J'ai eu l'occasion il y a quelques semaines d'évoquer le dernier roman de Nicolas Michel, Corsika, une vraie bonne surprise, et un auteur qui m'était jusque-là inconnu ; raison de plus pour lui poser quelques questions...



Avant d’écrire des polars, vous avez publié trois romans chez Gallimard, dans la collection « blanche ». Comment êtes-vous passé au « noir » ?

Je ne pense pas pouvoir dire que je suis « passé au noir » : mon premier roman chez Gallimard, Un revenant, était beaucoup plus sombre que Naevi ou Corsika. Et s’il n’y avait pas de commissaire, il y avait néanmoins une intrigue entièrement construite dans la perspective d’une révélation finale. Seule la couverture était blanche ! De même pour Le Dernier voyage d’Emilie. En réalité, ce que je cherche à provoquer chez le lecteur, c’est un désir fort de « savoir la suite ». Peu importe la forme, polar ou roman « classique ». Mais pour répondre plus précisément à la question, je me souviens que l’intrigue de Naevi, mon premier polar, s’est imposée un jour où je cogitais dans une chambre d’hôtel, au cours de je ne sais plus quel voyage à l’étranger. Ce n’était pas une intention réfléchie de ma part. Seulement une histoire qui était soudain là et prenait la forme d’une enquête policière.

 

Sur le blog polar du journaliste Philippe Lemaire (Planète Polars), il est dit que Naevi serait une sorte de pastiche de polar. Corsika marque donc votre véritable entrée dans le genre ?

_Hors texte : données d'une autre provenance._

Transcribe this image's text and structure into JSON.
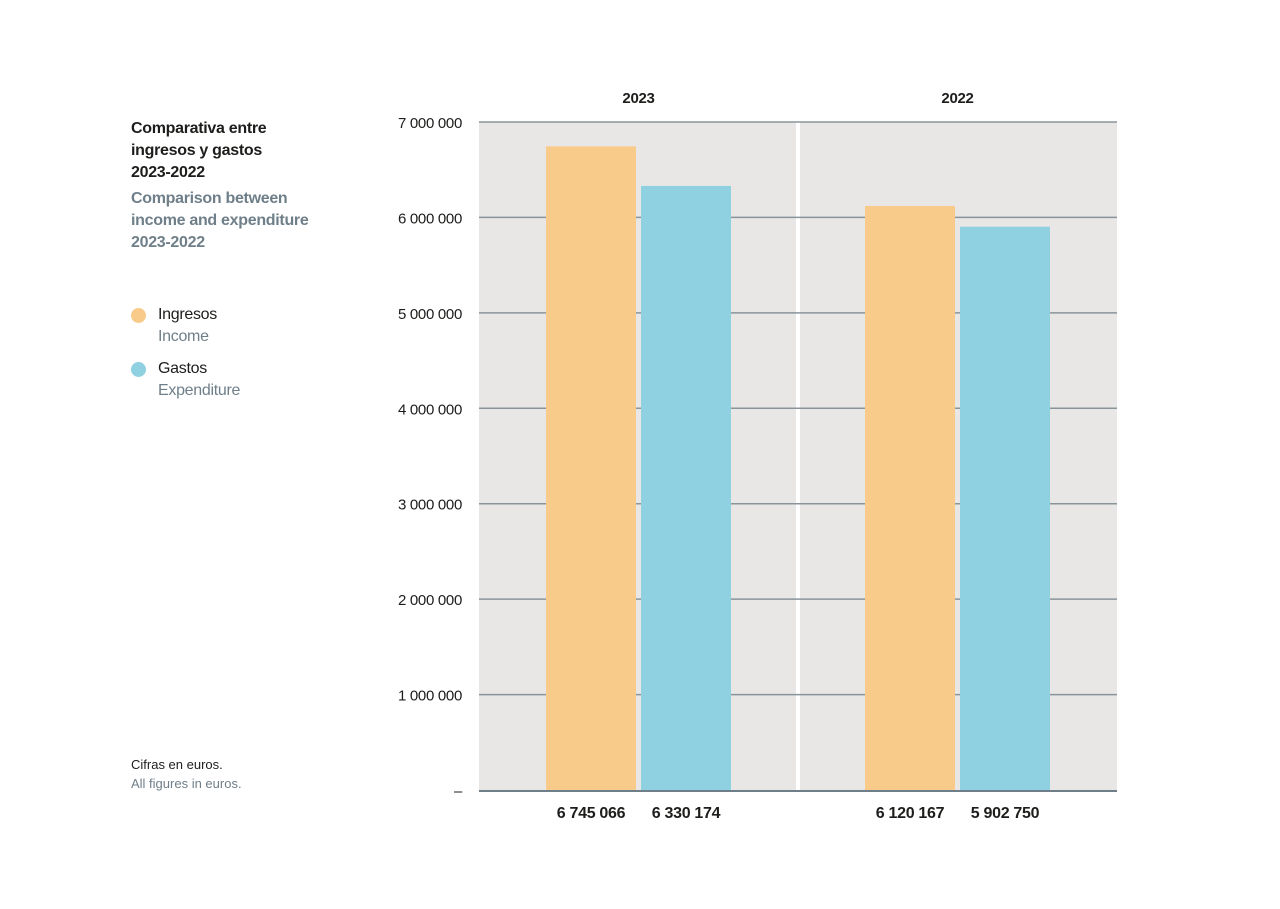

Naevi relève en effet un peu de la parodie – sans pour autant être une caricature. L’intrigue reste, je crois, crédible. Cela dit, pour être tout à fait honnête, je me suis beaucoup plus pris au jeu du polar avec Corsika, sans doute parce que les problématiques abordées sont plus actuelles et plus politiques (le colonialisme, le racisme, le grand banditisme, la Françafrique…). Sans doute aussi parce que j’y aborde un sujet que je n’avais cessé de contourner jusque là : l’Afrique.

 

Vous êtes journaliste à Jeune Afrique ; quelles sont vos prérogatives, votre champ d’action au sein de cette revue ?

J’écris principalement sur les trois pays d’Afrique que je connais un peu pour y avoir séjourné : l’Ouganda, le Kenya et l’Ethiopie. Mais aussi sur des sujets culturels liés à l’Afrique (littérature, arts plastiques…).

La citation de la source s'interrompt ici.